$A$ particle is moving three times as fast as an electron. The ratio of the de Broglie wavelength of the particle to that of the electron is $1.813 \times 10^{-4}$. Calculate the particle's mass and identify the particle.

(N/A) The de Broglie wavelength of a particle with mass $m$ and velocity $v$ is given by $\lambda = \frac{h}{mv}$.
For an electron,the wavelength is $\lambda_e = \frac{h}{m_e v_e}$.
Given that the particle's velocity $v = 3v_e$ and the ratio of wavelengths $\frac{\lambda}{\lambda_e} = 1.813 \times 10^{-4}$.
Using the ratio: $\frac{\lambda}{\lambda_e} = \frac{h/mv}{h/m_e v_e} = \frac{m_e v_e}{mv} = 1.813 \times 10^{-4}$.
Rearranging for the mass of the particle $m$: $m = m_e \left( \frac{v_e}{v} \right) \left( \frac{\lambda_e}{\lambda} \right)$.

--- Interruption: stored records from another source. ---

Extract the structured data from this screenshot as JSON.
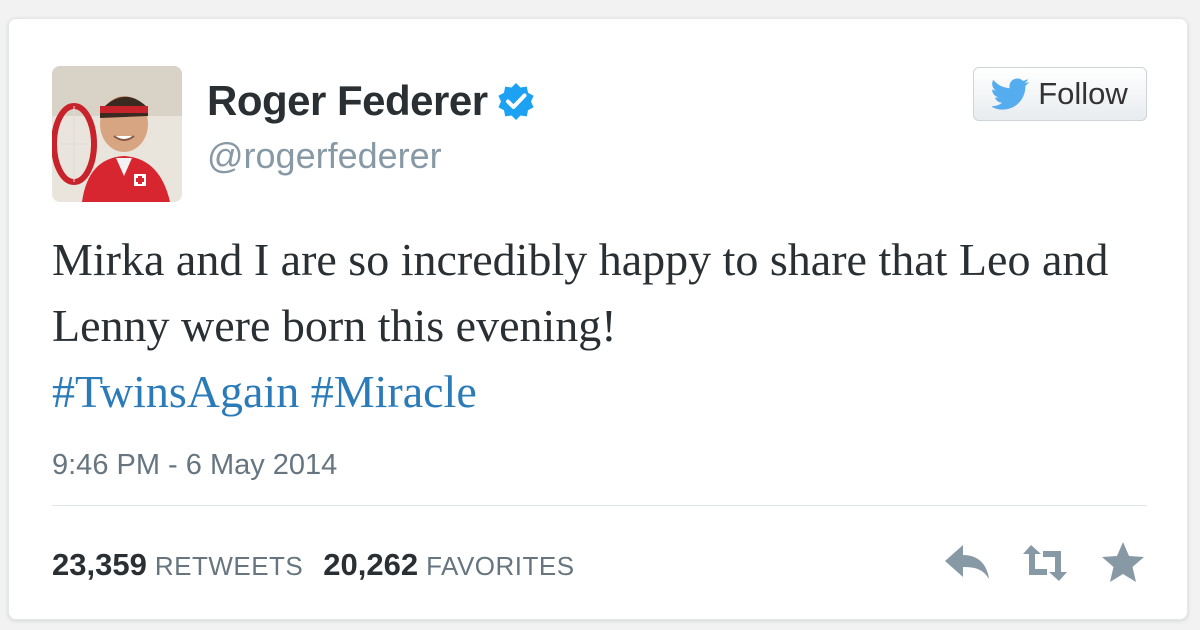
{
  "user": {
    "name": "Roger Federer",
    "handle": "@rogerfederer"
  },
  "follow": {
    "label": "Follow"
  },
  "tweet": {
    "text": "Mirka and I are so incredibly happy to share that Leo and Lenny were born this evening!",
    "hashtags": [
      "#TwinsAgain",
      "#Miracle"
    ],
    "timestamp": "9:46 PM - 6 May 2014"
  },
  "stats": {
    "retweets_count": "23,359",
    "retweets_label": "RETWEETS",
    "favorites_count": "20,262",
    "favorites_label": "FAVORITES"
  },
  "icons": {
    "verified": "verified-badge-icon",
    "follow": "twitter-bird-icon",
    "reply": "reply-icon",
    "retweet": "retweet-icon",
    "favorite": "star-icon"
  },
  "colors": {
    "hashtag": "#2b7bb9",
    "verified": "#1da1f2",
    "bird": "#55acee"
  }
}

Substituting the values $m_e = 9.11 \times 10^{-31} \ kg$,$\frac{v_e}{v} = \frac{1}{3}$,and $\frac{\lambda_e}{\lambda} = \frac{1}{1.813 \times 10^{-4}}$:
$m = (9.11 \times 10^{-31} \ kg) \times \left( \frac{1}{3} \right) \times \left( \frac{1}{1.813 \times 10^{-4}} \right) \approx 1.675 \times 10^{-27} \ kg$.
This mass corresponds to the mass of a proton or a neutron.